Tuesday, August 9, 2011

The Loneliest Number: An Empirical Study

Astute readers who can get past the burnished-chrome blouses and pants, the vertical stripes, and the disconcerting mustaches will recognize the above band as Three Dog Night—especially if, being readers, they can indeed read the phrase “THREE DOG NIGHT” when it appears onscreen at about the 0:14 mark—and will perhaps be able to identify the tune as their top-five rendition of the song “One,” originally written and recorded by Harry Nilsson in 1968. 

The band—not to mention the general public—was almost certainly unaware that Nilsson conducted extensive research into numerical loneliness, laying down a bedrock layer of scientific certitude upon which he would build his lyrics. He began his research more than a decade before he wrote a single verse, at a time when the members of Three Dog Night probably couldn’t muster up any sort of mustaches at all. 

Nilsson’s notes on the subject were believed to have been lost—mysteriously stolen from his workshop long before his death in 1994. But they were discovered by accident in a vast U.S. government warehouse, crumpled into loose balls and used as packing material inside a partially-burned crate containing a large, metal-plated chest of undetermined Middle Eastern origin. Thanks to the Freedom of Information Act, Nilsson’s notes on numerolonliness are reproduced here in their entirety:

  • One, according to empirical evidence attained through observation and controlled testing, is the loneliest number.
  • Two can be as bad as one; it’s the loneliest number since (see above).
  • The third-loneliest number: Twelve.
  • Three, in terms of love, really is a crowd.
  • Four is surprisingly well-adjusted; it’s actually the eighty-second loneliest number.
  • Five: alone, but not lonely.
  • Seven: Has struggled with feelings of inadequacy ever since Aerosmith released “Big Ten-Inch Record” in 1975.
    • Eight. . . . Eight. I forgot what eight was for.
    • Nine is looking for Mister Aught, but will settle for Mister Aught Now.
    • Ten needs to be okay with itself first before it can be comfortable with anyone else.
      • Thirteen only hurts the ones it loves.
      • believes love is forever.

      7 and 2: unlucky in love, too.


      1. As a member of the Foundation to Discredit Studies As Flawed, I believe this study is flawed. One may appear to be the loneliest number, but even a casual observer will note that One is everywhere. Every list starts with it, every countdown ends with it. One is, in reality, a very popular number.

        While it is important to acknowledge One's feelings of loneliness, they are simply not supported by the facts. This suggests that One could have an undiagnosed mental disorder -- perhaps schizophrenia or severe depression -- that makes it unable to discern reality from its carefully maintained and well-guarded "loneliness" construct.
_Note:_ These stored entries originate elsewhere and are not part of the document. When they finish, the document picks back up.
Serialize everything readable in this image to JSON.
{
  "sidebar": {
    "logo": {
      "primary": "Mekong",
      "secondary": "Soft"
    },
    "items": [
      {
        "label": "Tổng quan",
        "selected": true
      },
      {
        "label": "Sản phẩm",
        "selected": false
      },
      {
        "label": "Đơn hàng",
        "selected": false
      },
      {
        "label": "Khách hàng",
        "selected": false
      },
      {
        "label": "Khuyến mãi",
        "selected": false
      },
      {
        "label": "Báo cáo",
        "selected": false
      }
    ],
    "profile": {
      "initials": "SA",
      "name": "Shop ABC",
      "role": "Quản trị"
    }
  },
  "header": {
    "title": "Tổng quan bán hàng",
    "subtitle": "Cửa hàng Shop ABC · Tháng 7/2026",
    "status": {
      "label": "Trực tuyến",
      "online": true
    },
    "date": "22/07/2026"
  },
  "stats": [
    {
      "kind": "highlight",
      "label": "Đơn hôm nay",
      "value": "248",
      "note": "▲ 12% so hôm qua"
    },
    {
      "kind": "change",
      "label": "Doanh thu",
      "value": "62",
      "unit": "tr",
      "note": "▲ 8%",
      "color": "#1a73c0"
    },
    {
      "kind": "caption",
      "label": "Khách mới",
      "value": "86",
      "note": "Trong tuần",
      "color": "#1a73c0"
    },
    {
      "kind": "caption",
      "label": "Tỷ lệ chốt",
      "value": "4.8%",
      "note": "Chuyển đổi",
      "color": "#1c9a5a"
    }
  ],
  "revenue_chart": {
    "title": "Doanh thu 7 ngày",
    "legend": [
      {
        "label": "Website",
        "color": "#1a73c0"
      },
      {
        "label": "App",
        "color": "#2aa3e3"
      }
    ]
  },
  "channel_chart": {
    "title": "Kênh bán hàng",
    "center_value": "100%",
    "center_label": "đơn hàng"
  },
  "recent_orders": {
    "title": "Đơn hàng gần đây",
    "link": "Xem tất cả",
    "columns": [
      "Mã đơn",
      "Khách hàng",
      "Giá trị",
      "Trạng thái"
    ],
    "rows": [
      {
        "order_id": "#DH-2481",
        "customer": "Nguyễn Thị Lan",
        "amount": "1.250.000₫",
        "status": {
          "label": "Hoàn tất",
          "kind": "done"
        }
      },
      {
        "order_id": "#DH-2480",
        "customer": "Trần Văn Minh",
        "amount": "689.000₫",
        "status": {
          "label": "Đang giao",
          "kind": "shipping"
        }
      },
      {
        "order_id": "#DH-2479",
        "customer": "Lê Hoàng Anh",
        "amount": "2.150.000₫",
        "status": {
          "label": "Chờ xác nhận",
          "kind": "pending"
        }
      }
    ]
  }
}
        The results of this study indicate that too much value was placed on anecdotal evidence and self-reported loneliness, rather than observing and measuring loneliness in a controlled setting. A more thorough study would, I feel, reveal that the loneliest number is actually a bazillion, a number often spoken of, but so rarely seen that the Foundation could not even locate it to gain its consent to be included in further studies.

      2. We’ve been following the work of Foundation to Discredit Studies as Flawed for many years now, and have been consistently impressed with its quality and thoroughness, especially in the fields of discrediting, demystifying, debunking, and even the occasional re-bunking.

        In this case, however, we suspect that the Foundation has failed to fully consider the primitive nature of scientific inquiry of the late 1960s, and how such limitations would have made it nearly impossible to even realize that a bazillion existed.

        Most of Nilsson’s early research—as with all science performed before about 1974—likely involved banging several sizes of rocks together, and it was only the Sumerians’ recent invention of cuneiform writing that allowed his later notes to be preserved for future generations. It’s a little-known fact that pre-1960s Americans had no concept of the number “one,” so Nilsson’s mere ability to grasp the concept of this elusive number represents a significant leap forward in our mathematical thinking.

        It also should be noted that one bazillon, while certainly worth consideration in a twenty-first-century reevaluation of numeroloneliness, is known to be remarkably close to a googol, a kajillion, and umpteen, and is a known associate of the sagan unit.